“Dennis” turned out later to be a man named Bob Lazar, who claimed he worked at a secret facility built into a mountainside just south of Area 51′s main facilities.
The story started a UFO stampede that continues to this day. Lazar has tried to put the UFO tales behind him, and has been discredited in the eyes of some critics, but it is a story that simply won’t go away.
The I-Team’s George Knapp coaxed Lazar into talking about the last quarter century of UFO craziness.
The story that Bob Lazar told 25 years ago this week has gone around the world many times over, inspiring books and TV shows, and movies.
Another repository of Area 51 lore is the exhibit at the Atomic Testing Museum. While in town recently for the interview, Lazar took the tour.
He watched tapes of the first interviews he ever gave about his time working at S-4 and plowed through boxes of paperwork about his claims. Lazar re-iterated his preference that people don’t believe his story.
“Look, I’m not out there giving UFO lectures, producing tapes.

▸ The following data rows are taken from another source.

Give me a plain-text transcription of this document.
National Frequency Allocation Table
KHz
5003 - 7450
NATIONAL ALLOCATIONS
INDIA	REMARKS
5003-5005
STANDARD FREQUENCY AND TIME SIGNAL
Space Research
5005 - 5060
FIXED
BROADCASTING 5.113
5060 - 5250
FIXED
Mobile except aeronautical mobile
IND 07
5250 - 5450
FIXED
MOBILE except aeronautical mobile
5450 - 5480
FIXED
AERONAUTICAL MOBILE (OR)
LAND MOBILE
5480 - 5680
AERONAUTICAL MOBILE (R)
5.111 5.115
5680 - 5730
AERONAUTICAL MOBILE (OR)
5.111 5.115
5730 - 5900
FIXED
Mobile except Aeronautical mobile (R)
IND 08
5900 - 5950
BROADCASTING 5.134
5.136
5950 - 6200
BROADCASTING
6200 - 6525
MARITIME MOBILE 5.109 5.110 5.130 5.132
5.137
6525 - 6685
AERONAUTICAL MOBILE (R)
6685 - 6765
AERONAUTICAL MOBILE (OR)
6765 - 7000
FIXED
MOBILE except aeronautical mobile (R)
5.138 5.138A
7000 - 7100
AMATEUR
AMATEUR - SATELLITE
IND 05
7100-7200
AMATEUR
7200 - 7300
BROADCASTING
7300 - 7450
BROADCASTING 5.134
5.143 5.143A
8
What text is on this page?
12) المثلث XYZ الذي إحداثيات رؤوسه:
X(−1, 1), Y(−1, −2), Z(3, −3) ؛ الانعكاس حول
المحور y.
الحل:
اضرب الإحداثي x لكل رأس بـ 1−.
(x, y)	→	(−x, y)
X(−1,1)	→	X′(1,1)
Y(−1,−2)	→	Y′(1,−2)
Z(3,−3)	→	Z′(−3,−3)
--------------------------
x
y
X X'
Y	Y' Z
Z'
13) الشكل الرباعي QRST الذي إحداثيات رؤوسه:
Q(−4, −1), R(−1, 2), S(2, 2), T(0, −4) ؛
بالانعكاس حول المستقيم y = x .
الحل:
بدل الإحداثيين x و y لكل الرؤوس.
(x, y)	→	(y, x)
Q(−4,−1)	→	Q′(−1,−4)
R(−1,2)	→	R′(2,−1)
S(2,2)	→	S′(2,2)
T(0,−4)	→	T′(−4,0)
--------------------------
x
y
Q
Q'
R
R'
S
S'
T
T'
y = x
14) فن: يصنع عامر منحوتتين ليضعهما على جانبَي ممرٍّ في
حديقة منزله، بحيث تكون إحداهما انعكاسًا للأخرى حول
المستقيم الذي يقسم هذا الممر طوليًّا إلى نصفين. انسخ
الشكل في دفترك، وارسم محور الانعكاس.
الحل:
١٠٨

This is not a business of mine. I am trying to run a scientific business, and if I’m the UFO guy, it makes it really difficult, it is to my benefit that people don’t believe the story,” Lazar said.
These days, Lazar and his wife operate a scientific supply firm in Michigan. He has received media coverage because of the odd stuff he sells online but not everyone has made the connection to Area 51 and the stampede he started back in 1989, when he told of working at S-4 south of Area 51, where he saw flying saucers so advanced they had to be from somewhere else.
This is a model of the reactor that he says was able to generate its own gravitational field, powered by what he called element 115.
“Barry turned on the reactor, which is a flat plate, half a basketball essentially on it, just a hemisphere. And once activated you could not touch the sphere. You put your hand on it, just like poles of a magnet.
The exact same type of force. We had a little golf ball and threw it at it and rebounded and knocked a ceiling tile out of place. That alone is something amazing that could change everything we know today,” Lazar said.
The story exploded among UFO researchers, and just as quickly, led to questions and denouncements.
The I-Team confirmed that Lazar previously worked at Los Alamos National Laboratory, but the I-Team also reported that his claimed education credentials could not be proven.
UFO experts including physicist Stanton Friedman also dug into his background.
“Here is a bright guy. I did a lot of checking. I find a lot of things didn’t check out. It doesn’t mean I disagree with everything he ever said, or that he was a liar all the time. It means I can’t find the story as presented.”
“What he did out there I don’t know,” Friedman said.